Wednesday, January 16, 2013

Indian Curried Lentil & Mung Bean Soup


It's been cold, windy, and/or raining for the better part of the last two weeks here in Austin.  It's that very brief time of year where we get to drag out our scarves, faux fur lined parkas and fingerless gloves, fantasize that a few days of constant drizzle will correct our multiple year-long drought, and slam on our anti-lock brakes one too many times.  

In other words, "Winter."  
[strong emphasis on the Michigan native finger quotes]

And while it does mean all those things listed above and more, for me, it's also a time for soup.  Lots of soup, particularly of the bean and lentil variety.  Like some people need a glass of warm milk before bed, I need to fill a mason jar with dried beans and water to soak overnight.  Beyond how delicious soup can be, nutrient-dense and able to warm the body from the inside out, there's also the ease of it.   When I use to make soups with my grandmother, it was always so leisurely and low-key.  And I also remember laughing a lot.  So what if we didn't have all the ingredients or so what if we fudge around with the recipe: You can always make it work, making it deliciously your own.  And the fact that it only gets better as the days pass, richer, deeper and more cohesive in flavor? Awesome, particularly for you busybodies like me who don't even sit down to eat a meal.

The Austin skyline veiled in fog.

Two things you don't see very often here: Leafless trees and rain puddles.
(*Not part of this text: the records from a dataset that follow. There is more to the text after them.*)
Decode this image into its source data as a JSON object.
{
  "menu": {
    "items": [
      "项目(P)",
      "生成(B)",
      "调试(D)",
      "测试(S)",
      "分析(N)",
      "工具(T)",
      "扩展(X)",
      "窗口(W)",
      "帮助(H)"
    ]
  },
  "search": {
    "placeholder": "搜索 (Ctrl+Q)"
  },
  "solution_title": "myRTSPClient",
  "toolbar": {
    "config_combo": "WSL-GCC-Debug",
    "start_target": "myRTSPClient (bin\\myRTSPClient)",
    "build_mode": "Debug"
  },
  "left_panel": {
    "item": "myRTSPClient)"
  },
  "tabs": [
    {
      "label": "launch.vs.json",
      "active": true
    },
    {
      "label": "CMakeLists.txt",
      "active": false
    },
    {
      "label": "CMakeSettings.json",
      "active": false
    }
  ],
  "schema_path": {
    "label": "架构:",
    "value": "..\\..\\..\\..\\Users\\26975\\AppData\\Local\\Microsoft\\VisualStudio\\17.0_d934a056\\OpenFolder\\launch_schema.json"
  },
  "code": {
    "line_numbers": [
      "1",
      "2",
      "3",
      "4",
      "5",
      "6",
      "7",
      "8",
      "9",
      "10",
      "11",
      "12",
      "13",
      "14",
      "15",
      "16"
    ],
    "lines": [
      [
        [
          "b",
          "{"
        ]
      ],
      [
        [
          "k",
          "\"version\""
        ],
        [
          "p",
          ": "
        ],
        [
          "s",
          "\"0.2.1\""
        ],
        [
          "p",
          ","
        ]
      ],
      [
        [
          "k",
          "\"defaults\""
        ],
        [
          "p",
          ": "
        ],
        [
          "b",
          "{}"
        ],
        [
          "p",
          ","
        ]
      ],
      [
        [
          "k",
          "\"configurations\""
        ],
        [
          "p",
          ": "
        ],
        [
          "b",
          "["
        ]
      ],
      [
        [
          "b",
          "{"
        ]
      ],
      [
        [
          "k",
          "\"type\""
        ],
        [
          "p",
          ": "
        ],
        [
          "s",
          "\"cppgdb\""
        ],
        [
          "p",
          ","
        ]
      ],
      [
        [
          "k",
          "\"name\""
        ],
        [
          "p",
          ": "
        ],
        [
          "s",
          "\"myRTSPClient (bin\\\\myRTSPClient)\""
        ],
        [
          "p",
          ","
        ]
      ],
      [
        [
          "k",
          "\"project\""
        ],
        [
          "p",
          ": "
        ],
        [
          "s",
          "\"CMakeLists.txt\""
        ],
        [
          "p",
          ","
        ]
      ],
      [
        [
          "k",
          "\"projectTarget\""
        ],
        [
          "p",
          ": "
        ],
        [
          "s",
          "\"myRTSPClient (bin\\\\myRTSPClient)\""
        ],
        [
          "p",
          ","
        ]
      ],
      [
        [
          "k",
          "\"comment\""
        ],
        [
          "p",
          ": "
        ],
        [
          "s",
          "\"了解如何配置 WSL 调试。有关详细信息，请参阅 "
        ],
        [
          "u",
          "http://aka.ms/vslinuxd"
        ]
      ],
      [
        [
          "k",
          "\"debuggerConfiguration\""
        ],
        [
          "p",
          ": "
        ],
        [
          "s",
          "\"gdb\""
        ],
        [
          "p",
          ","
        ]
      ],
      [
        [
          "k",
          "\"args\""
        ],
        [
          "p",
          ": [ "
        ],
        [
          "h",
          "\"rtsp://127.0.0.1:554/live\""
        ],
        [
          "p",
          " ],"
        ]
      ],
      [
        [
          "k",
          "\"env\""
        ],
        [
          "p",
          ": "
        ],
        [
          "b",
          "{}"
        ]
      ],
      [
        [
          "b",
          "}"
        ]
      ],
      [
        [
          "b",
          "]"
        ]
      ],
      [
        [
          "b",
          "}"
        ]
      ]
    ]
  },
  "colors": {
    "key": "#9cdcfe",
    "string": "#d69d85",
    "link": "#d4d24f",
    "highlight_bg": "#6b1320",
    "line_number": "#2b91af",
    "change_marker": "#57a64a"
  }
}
So today, as the temperature hovers between the uppers 30s and low 40s, I am sharing my riff on Indian lentil soup, aka daal, one of my favorite comfort foods.  It's actually in response to requests stemming from a picture I posted  the other day on both Facebook and Instagram.  It's funny, because most of the time I'm stressing about baking trials and testing cookie and muffin recipes for the blog, thinking that that's what people want to read about.  So when they ask for soup, it's a surprise, a relief, and a reminder that what's easy for me may not be as easy for others.  So if you were one of those bunch, or if you just want to learn how to make a fantastic soup that'll hit the spot amidst the Winter weather (whatever that may be for you),  get your mason jars and your beans ready.  

Soup's on.



Indian-Spiced Curried Lentil & Mung Bean Soup
Gluten-Free & Vegan

Active Prep Time: 5 minutes
Inactive Prep Time:  at least 8 hours
Cooking Time: 45-60 minutes
Yield: about 12 cups

1 c dried brown lentils
1 c dried mung beans
6-8 c filtered water
2 teaspoons apple cider vinegar

1 large onion, diced
2-3 cloves garlic, roughly chopped
1 tablespoon fresh ginger, roughly chopped
2 large carrots, sliced
2 medium potatoes, large dice

3-4 tablespoons oil
1/2 teaspoon cumin seeds
1 1/2 teaspoons Indian curry powder
1/2 teaspoon garam masala
2-3 teaspoons salt

6-8 c filtered water or vegetable stock

fresh lemon slices & olive oil, to garnish

1.  Rinse lentils and mung beans, sorting for stones or debris, and then cover them with water in a large mason jar or glass container.  Add apple cider vinegar and cover to soak at least 8 hours.  It's often recommended that you don't soak such small beans/pulses like lentils and mung beans, but in terms of maximizing nutritional value and digestibility, I find it's an extra step that is definitely worth taking.
2.  After beans are finished soaking and increased in size by up to five times (wow!), drain and rinse and set aside.
3.  Heat oil in a large pot over medium heat.  Begin by gently frying the spices, beginning with the cumin seeds for about 1 minutes, then add curry powder and garam masala and fry for an additional 1-2 minutes, being careful not to burn the spices.  This step, also known as blooming the spices, helps punch up the flavor and aroma of the spices, infusing their flavor into the oil, and also helps you to avoid that gritty texture that can occur when using dried, powdered spices.
4.  Increase heat to medium-high and saute onions in the spice-infused oil for 1-2 minutes, or until they just begin to soften.  Add garlic and ginger and saute for an additional 1-2 minutes, or until pungent in aroma.  Add carrots and potatoes and saute for about 1 minute, or just to combine with the sauteed onions, garlic, and ginger and coat with the spice-infused oil.
5.  Add soaked lentils and mung beans, salt, and cover with water.  You want there to be about 2-3 inches of liquid covering the sauteed vegetables and beans.  And if you're worried about getting it "right," just err on the side of less - if you need or want more liquid, you can always add it later.  
6.  Increase heat to bring to a boil, skimming any scum that collects on the surface, and then immediately reduce to medium-low heat and cover.  Allow to actively simmer for about 45 minutes, stirring every once and a while.  
7.  As mentioned previously, this soup, as most soups would be, is really at its best in the next two days after you make it as the flavors come together.  So avoid the temptation to season to perfection on the day you make it - what tastes under seasoned on day one may be just right on day two.  
8.  Before serving, garnish with fresh lemon and a drizzle of olive oil.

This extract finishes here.